On the subject of Morrowind vs. Oblivion, there is a lengthy list of failings of the latter relative to the former:
I agree with a lot of these. I would note that I've already agreed the world of Oblivion is very boring and that Morrowind's is self-evidently better, which covers many of these points. To pick out some that I don't agree with though:
Reduction in the number of joinable guilds/factions offering many quests from 10 in Morrowind to 4 in Oblivion, keeping the more generic ones (Fighters/Mages/Thieves guilds)
This is obviously true, but a lot of the factions in Morrowind offered incredibly boring cookie-cutter fetch/kill quests. Oblivion has less joinable factions, but the ones that remain offer far more interesting* content than Morrowind (with all the usual disclaimers about how everything in Oblivion is in some way shit).
*interesting in terms of quest premise and structure, not necessarily in terms of worldbuilding or loredump-iness
Full voice-acting for dialogue, which necessitated a drastic reduction in the amount of dialogue per NPC, most of whom have one comment about themselves or their city to offer and nothing else
In Morrowind, many NPCs have no unique dialogue at all, and many others have one or two unique lines just like in Oblivion, the rest being generic wiki dialogue. There's no real difference between some generic Oblivion NPC who says "Hello, I'm Dickius Headius, and I work at the Bandit Camp. Let me mark it on your map" and, say, Eldafire from Seyda Neen, who as far as I know has no unique dialogue except "go clear out the smugglers" (which I think is her "Little Advice" or "Little Secret" dialogue).
Automatic fast-travel to any location that's already been visited
This is a tough one - I think there's advantages and disadvantages to both systems. I've played Oblivion and Skyrim with mods that disable fast travel and to be honest it just renders the whole experience very tedious. I think they were ultimately right to allow for fast travel to all previously visited locations. Having to walk to and from Silt Strider ports or docks in Morrowind does definitely give the whole game a better sense of place and feeling of verisimilitude, and does a lot to make the player consider how they'll reach each destination, but it's essentially just LARPy busywork since there's no real travel resources the player can deplete or anything. And again, the complete non-reactivity and stillness of the world means that the experience of walking to fast travel networks gives that "empty MMO where I'm the only player" feeling after a short while.
Morrowind, as with Arena and Daggerfall before it, does not have action-based combat, but instead a combat system with mechanics dependent on the character's skill, including to-hit rolls. It wasn't until Oblivion that Bethesda Softworks made an effort to make combat more action-oriented.
I think there's an old interview about Todd specifically wanting action combat in Morrowind and coming in and fucking it all up at the last minute, hence the results.
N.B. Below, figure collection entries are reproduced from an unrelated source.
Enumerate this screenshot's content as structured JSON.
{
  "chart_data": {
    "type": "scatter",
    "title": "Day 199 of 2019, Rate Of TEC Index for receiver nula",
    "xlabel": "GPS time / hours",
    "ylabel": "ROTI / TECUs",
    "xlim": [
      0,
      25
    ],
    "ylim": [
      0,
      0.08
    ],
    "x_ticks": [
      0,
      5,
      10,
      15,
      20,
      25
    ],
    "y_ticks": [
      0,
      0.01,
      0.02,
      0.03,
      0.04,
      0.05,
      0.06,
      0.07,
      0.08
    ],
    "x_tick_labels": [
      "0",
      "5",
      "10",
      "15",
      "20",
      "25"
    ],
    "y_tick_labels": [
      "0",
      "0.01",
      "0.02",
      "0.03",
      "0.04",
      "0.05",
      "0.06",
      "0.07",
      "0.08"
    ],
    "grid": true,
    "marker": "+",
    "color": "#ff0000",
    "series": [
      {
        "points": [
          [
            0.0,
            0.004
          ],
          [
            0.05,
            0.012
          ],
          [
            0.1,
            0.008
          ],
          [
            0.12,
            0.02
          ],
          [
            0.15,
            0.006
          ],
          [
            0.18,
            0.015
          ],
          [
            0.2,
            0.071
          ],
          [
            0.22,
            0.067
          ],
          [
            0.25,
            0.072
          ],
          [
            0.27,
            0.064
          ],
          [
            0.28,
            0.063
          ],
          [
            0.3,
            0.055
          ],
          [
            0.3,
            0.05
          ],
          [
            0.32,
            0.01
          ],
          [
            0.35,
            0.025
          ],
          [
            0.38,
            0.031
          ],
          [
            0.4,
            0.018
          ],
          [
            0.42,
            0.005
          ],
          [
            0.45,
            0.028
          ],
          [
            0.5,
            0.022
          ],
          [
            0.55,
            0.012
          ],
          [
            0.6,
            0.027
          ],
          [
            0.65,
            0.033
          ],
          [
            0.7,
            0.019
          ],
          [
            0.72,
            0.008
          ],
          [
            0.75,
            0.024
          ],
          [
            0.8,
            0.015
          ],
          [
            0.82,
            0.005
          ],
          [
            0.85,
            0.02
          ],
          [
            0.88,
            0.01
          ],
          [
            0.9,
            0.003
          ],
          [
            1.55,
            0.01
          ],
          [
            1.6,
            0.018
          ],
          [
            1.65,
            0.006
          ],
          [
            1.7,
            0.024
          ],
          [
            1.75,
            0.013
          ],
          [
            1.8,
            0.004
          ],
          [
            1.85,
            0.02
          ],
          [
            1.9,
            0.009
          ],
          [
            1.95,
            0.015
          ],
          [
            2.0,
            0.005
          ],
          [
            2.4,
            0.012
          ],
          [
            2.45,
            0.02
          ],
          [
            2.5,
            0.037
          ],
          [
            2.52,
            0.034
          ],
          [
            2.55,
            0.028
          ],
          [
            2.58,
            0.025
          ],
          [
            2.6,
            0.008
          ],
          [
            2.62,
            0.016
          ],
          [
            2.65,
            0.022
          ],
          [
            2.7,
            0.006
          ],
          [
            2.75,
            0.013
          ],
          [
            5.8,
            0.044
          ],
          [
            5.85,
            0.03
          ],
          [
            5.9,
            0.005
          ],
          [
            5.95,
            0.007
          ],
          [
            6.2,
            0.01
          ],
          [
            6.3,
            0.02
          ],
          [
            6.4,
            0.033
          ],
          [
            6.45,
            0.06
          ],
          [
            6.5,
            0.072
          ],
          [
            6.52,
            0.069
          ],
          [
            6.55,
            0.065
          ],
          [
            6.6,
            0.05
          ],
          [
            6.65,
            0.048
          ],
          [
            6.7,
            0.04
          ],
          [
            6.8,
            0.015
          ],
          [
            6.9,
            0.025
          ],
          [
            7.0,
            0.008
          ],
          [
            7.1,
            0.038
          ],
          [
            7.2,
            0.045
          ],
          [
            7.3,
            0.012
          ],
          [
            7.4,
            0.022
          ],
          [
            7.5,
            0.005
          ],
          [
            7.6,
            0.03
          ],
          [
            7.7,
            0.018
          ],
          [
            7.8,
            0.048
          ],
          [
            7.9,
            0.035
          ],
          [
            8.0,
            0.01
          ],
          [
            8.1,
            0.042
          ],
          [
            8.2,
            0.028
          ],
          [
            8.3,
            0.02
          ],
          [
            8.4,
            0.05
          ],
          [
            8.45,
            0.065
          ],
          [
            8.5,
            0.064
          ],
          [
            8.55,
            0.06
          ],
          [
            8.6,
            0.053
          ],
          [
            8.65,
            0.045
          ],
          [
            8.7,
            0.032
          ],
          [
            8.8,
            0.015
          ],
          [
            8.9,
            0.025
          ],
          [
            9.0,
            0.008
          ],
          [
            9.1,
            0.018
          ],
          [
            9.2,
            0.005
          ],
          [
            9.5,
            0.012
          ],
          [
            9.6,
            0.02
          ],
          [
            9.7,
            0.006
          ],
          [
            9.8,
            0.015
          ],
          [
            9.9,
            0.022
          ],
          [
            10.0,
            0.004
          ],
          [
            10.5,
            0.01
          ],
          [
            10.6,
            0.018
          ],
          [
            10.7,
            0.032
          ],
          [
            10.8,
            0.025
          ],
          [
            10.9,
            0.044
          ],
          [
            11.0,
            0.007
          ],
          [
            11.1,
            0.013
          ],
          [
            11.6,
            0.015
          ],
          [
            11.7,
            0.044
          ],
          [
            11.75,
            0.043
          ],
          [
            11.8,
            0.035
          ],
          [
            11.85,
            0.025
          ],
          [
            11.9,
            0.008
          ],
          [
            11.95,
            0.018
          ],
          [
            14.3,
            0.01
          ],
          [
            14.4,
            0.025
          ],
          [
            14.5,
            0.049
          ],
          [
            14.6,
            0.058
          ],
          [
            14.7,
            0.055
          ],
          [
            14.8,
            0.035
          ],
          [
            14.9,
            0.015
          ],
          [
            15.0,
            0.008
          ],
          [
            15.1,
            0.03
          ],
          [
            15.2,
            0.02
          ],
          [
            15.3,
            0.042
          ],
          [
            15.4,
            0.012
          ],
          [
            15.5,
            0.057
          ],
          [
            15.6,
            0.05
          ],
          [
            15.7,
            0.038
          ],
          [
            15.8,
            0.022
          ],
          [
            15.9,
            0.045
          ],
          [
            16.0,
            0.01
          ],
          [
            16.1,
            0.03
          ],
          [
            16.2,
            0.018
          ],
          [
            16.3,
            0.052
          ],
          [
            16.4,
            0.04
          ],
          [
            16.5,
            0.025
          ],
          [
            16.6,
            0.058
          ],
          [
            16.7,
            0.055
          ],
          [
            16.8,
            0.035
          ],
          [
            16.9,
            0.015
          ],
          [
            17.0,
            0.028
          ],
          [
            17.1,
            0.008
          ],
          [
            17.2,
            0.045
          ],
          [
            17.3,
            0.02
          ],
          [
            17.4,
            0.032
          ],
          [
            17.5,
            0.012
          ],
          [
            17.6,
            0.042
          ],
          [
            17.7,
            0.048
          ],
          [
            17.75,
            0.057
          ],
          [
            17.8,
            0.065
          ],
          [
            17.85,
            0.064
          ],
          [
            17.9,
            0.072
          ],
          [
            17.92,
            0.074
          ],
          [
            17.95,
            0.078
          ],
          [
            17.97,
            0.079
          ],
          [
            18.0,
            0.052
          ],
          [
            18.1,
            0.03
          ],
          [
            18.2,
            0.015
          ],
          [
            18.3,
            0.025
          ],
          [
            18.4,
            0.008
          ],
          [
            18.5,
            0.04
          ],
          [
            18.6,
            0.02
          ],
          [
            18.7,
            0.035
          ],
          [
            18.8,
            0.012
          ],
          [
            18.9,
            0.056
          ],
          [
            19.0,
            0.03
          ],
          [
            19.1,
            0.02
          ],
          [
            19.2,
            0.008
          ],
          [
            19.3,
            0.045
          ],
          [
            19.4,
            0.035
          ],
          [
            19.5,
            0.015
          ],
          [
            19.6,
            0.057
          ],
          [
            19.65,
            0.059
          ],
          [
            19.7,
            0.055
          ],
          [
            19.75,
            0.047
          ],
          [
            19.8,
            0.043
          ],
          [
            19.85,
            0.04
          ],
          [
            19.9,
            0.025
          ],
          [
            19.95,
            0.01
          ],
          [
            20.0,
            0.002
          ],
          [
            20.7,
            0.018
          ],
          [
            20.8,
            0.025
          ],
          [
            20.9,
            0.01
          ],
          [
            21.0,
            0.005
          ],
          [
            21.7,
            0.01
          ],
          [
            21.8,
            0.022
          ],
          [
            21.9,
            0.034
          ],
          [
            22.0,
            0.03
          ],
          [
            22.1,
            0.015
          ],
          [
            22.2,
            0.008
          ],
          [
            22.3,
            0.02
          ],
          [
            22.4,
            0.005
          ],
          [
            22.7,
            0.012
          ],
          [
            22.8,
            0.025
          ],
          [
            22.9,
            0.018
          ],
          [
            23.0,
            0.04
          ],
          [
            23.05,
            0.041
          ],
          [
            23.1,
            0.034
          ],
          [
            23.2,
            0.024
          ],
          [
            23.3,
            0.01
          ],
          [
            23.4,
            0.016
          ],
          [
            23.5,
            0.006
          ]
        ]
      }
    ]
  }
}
In Daggerfall the player skill/character skill disconnect feels far less egregious because your attack speed is tied completely to your actual Speed attribute and you can't
really cheese everything by bunnyhopping around (though you still can to some degree). Morrowind has the incredibly stupid quick attack/power attack system, presumably there to make it feel more action-y, but the result is that you're choosing between spamming many die rolls and making one big die roll.